How do I come up with subjects to paint?

Something Fishy IV
by Cathy Hegman

This is where the creativity begins. In order to find inspiration I just open my eyes. It is everywhere. Just as an example, take the photo of the river in the previous post. I moved back out to the farm 2 years ago when my youngest son left for college. This move stirs many emotions for me. I feel the isolation of the move from the city to the country, the unknown of what is ahead for me with no more children at home, the physical seperation from my children, etc. The list goes on and on. I look for things around me that can symbolize the emotion I am feeling. The river as a body of water is home to fish of all kinds and other creatures yet it moves constantly. That movement is metaphorical to my life always moving, discovering, growing never static. I like to use animals as symbols and metaphors for events in my life and to mimic my human emotions. The subject that comes to mind in this instance is fish. Aha! now we have the subject to paint, the door is wide open for our interpretation of the subject. When I lived in town I had two fish ponds in my back yard with Koi fish in them. I enjoyed them so much so now they represent joy to me, not to mention I loved drawing and painting them. Their colors were intense and seemed to have been painted on by an artist. I will use the Koi fish as my subject. I like to paint in a series. I usually try to vary some aspect of the painting to make it common to the others in the series yet stand on its own as a painting alone as well. I have a demo on my website ( of the technique I used on these paintings. The painting at the top is the latest in the series "Something Fishy IV",it is acrylic on canvas. I used warm colors to paint the cold blooded fish this is another way to use contrast in your paintings. I find contrast adds a great deal to the meaning behind your paintings. I use my work to communicate emotions and feelings. I very seldom paint totally in representationally or photographically. I admire the technique of the photo realists, but my goal is not to reproduce something I see but to interpret what I feel about the subject.Now to recap the lesson here on finding subject matter or inspiration.
1. look around you.
2. Relate your life to what you see around you at this point in time.
3. Study the emotions that come from this linkage of your surroundings to your emotions.
4. Paint the subject in the way you feel and don't get caught up in the subject itself, but dwell more on the emotion you feel. This will allow you to paint with your heart and hand.Thank you for reading and take care!
All artwork and photography on this blog is solely created and copyrighted by Cathy Hegman and may not be reproduced or used without Cathy Hegman's written permission.

Saturday, May 24, 2008

May 22, 2008 Day One

Art Right outside my back door, the Big Sunflower River. The rivers here have been at flood stage for some time now. Even in adversity the river is beautiful.

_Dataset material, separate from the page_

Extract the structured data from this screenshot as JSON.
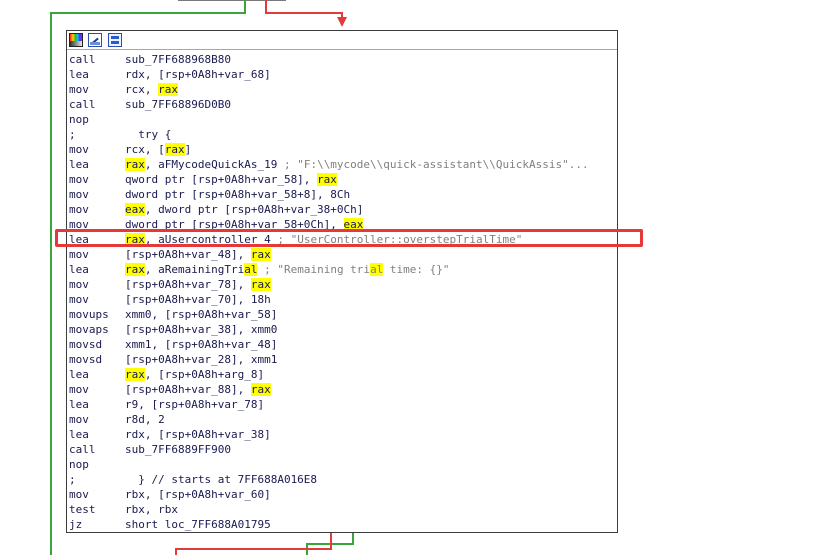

Well a little introduction about my blog. I am an artist, who lives in a very rural area. The isolation is good for painting but bad for interaction with others. I decided to use cyberspace as a link to others. I hope I can give some helpful tips and pass on what I have discovered on my journey in art. I truly believe if we don't share our knowledge with others we have left no lasting mark on this earth. Art is meant to be shared. So please let me know what you think of the blogs I post and ask me questions about art and I will try to answer them to my best ability.